If you read my blog last time, you may remember that there are some women whose problem is so severe that a surgery is unlikely to help. In America, we have the ability to do these surgeries, or to do a procedure to divert the urine so that she does not leak. But here, it’s just not possible. I will tell you one story.
She got pregnant at 14 but told no one. She was at boarding school, and when she went into labor, she told no one. After 3 days of labor, she asked for help but her baby had died and she required a c-section to remove the baby. As a result of the baby being stuck for so long, she developed a terrible problem in which the bladder separates from the urethra (the tube that carries urine out of the body). This means that she leaks urine constantly, day and night.
She also developed foot drop, which meant she could not walk.
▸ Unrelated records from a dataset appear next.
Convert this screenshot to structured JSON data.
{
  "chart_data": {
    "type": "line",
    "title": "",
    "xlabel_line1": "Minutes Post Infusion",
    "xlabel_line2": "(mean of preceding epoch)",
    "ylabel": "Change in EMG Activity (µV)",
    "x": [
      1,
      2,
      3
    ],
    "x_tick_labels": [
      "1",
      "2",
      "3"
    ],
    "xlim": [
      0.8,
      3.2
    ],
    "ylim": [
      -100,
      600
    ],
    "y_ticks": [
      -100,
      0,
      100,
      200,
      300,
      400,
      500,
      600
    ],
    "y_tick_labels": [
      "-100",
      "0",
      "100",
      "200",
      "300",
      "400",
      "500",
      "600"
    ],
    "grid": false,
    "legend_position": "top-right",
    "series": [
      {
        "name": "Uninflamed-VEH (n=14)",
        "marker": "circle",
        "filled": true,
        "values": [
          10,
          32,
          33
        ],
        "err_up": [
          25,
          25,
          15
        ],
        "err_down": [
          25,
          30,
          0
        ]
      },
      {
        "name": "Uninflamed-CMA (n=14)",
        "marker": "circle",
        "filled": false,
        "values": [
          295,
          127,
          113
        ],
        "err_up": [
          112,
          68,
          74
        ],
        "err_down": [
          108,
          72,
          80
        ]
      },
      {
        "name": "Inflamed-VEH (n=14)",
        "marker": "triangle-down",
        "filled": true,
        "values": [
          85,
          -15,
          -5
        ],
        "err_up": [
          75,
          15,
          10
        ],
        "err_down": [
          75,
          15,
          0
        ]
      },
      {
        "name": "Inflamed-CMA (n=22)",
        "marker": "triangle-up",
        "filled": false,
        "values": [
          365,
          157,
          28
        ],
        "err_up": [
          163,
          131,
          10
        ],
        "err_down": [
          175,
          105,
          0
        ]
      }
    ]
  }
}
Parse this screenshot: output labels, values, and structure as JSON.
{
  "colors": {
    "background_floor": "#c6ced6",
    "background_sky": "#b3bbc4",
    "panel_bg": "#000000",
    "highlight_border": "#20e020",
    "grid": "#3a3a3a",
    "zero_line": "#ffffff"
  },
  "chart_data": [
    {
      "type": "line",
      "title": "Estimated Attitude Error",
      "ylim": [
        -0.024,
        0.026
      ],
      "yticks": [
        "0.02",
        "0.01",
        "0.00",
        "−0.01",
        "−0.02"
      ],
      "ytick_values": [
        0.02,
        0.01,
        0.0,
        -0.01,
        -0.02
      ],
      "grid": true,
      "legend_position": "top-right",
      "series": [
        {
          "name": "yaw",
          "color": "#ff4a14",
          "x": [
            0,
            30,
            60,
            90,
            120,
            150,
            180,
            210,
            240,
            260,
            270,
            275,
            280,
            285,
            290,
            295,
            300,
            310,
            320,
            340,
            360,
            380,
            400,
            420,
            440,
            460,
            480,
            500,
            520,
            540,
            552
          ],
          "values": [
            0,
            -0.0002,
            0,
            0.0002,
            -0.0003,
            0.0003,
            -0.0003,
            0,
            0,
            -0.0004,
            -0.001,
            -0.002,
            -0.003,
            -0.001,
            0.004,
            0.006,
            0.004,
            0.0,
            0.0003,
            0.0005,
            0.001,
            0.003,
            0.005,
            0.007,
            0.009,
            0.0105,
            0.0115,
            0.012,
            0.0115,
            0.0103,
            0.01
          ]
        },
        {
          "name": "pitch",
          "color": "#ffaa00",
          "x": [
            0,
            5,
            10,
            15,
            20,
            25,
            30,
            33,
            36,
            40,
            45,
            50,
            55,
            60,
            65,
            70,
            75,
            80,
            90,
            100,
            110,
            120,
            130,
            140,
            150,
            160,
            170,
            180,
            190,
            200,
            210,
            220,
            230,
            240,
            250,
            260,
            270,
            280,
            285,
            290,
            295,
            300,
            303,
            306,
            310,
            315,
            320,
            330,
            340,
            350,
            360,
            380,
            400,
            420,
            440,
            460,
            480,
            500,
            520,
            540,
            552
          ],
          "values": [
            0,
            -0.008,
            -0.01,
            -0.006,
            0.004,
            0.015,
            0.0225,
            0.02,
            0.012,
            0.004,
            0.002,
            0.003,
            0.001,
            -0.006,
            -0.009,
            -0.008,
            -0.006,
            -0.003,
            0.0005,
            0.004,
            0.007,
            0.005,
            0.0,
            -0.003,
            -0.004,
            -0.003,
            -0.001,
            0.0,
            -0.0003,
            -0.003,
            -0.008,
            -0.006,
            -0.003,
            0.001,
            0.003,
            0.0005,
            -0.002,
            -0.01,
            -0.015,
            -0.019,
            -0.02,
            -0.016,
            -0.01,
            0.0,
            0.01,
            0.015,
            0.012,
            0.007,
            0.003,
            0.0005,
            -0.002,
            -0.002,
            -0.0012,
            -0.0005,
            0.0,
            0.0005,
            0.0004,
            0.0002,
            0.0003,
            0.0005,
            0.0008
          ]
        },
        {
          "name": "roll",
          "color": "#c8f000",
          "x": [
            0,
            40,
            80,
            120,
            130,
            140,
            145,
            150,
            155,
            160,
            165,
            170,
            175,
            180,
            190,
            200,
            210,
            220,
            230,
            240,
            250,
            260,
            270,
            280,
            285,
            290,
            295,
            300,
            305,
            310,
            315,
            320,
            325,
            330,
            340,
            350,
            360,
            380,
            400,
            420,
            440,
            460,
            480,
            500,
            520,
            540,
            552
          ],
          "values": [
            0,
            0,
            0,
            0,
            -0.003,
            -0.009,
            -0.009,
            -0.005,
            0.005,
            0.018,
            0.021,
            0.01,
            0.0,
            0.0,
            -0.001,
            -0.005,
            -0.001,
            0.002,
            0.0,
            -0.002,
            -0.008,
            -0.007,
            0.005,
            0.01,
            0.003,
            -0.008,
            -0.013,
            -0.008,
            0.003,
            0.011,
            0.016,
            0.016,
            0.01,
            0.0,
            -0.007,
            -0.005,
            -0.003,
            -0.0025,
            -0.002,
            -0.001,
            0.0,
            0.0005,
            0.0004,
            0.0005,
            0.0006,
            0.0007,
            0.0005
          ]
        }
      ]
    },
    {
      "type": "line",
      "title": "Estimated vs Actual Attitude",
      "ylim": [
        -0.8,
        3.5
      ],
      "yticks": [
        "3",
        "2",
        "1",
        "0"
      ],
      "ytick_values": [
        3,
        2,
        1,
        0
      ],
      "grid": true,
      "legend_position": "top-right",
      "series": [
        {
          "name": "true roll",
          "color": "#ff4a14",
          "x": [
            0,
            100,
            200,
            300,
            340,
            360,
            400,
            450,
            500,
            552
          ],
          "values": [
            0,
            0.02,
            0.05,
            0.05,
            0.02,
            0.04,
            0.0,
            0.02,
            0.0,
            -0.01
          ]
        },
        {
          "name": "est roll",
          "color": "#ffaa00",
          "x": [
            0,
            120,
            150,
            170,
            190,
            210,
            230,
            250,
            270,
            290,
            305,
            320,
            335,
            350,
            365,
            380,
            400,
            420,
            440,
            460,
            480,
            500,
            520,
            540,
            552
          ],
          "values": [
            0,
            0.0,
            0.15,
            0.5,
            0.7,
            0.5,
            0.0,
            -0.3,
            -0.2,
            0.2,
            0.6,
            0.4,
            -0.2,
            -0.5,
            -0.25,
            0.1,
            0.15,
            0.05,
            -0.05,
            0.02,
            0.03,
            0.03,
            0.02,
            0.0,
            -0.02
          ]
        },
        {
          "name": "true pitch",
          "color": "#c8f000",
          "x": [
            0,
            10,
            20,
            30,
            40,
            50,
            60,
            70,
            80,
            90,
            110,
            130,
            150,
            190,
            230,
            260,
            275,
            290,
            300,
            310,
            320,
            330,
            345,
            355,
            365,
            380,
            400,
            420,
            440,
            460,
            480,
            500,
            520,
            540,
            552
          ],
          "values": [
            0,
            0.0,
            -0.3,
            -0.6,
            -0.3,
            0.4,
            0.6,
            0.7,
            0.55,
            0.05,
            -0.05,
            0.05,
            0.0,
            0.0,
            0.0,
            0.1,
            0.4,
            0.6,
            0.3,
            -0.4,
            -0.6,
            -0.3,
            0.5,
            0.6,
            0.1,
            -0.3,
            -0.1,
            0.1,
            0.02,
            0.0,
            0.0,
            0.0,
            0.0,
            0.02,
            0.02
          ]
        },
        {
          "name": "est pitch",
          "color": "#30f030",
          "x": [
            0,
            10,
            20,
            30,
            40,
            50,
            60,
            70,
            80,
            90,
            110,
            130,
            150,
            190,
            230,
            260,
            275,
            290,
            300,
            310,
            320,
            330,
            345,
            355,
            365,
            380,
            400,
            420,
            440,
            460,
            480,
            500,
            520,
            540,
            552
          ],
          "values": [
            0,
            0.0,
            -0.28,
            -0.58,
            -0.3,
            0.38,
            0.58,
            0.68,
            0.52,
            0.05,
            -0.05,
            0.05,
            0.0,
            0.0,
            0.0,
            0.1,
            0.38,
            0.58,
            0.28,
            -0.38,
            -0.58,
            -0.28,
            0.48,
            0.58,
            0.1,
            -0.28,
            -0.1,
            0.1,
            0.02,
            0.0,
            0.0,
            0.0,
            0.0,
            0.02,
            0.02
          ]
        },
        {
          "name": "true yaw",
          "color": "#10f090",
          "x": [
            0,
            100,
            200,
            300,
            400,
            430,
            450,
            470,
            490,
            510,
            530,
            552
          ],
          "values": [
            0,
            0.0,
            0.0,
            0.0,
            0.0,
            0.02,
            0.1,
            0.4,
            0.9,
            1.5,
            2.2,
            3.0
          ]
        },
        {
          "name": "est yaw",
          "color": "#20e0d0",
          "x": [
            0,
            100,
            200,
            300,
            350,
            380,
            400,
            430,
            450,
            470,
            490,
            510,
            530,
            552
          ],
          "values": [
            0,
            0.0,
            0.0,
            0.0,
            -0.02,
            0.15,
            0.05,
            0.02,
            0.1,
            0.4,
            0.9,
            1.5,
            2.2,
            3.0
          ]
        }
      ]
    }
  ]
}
This problem can improve with physical therapy and support. But her entire family abandoned her. She has been in the hospital since October 2016. And now her legs are so weak that she still cannot walk and she doesn’t want to try. She has given up. And we cannot fix her urine leakage. She has been crying for days.
I know this is a terrible story and you may wonder why I would share it. Who needs more bad news?
But tomorrow is another day, and I will go to talk with her, along with one of the doctors. I am going to do my best to motivate this girl, who is now 17, to hope that there is life after disaster. While I cannot pretend to know the depth of her pain, I am an excellent cheerleader and motivator.
This trip is so important for me, especially at this time in the life of the US. If you don’t have something in your life that helps you remember what is important and why you get up every day, I implore you to find it.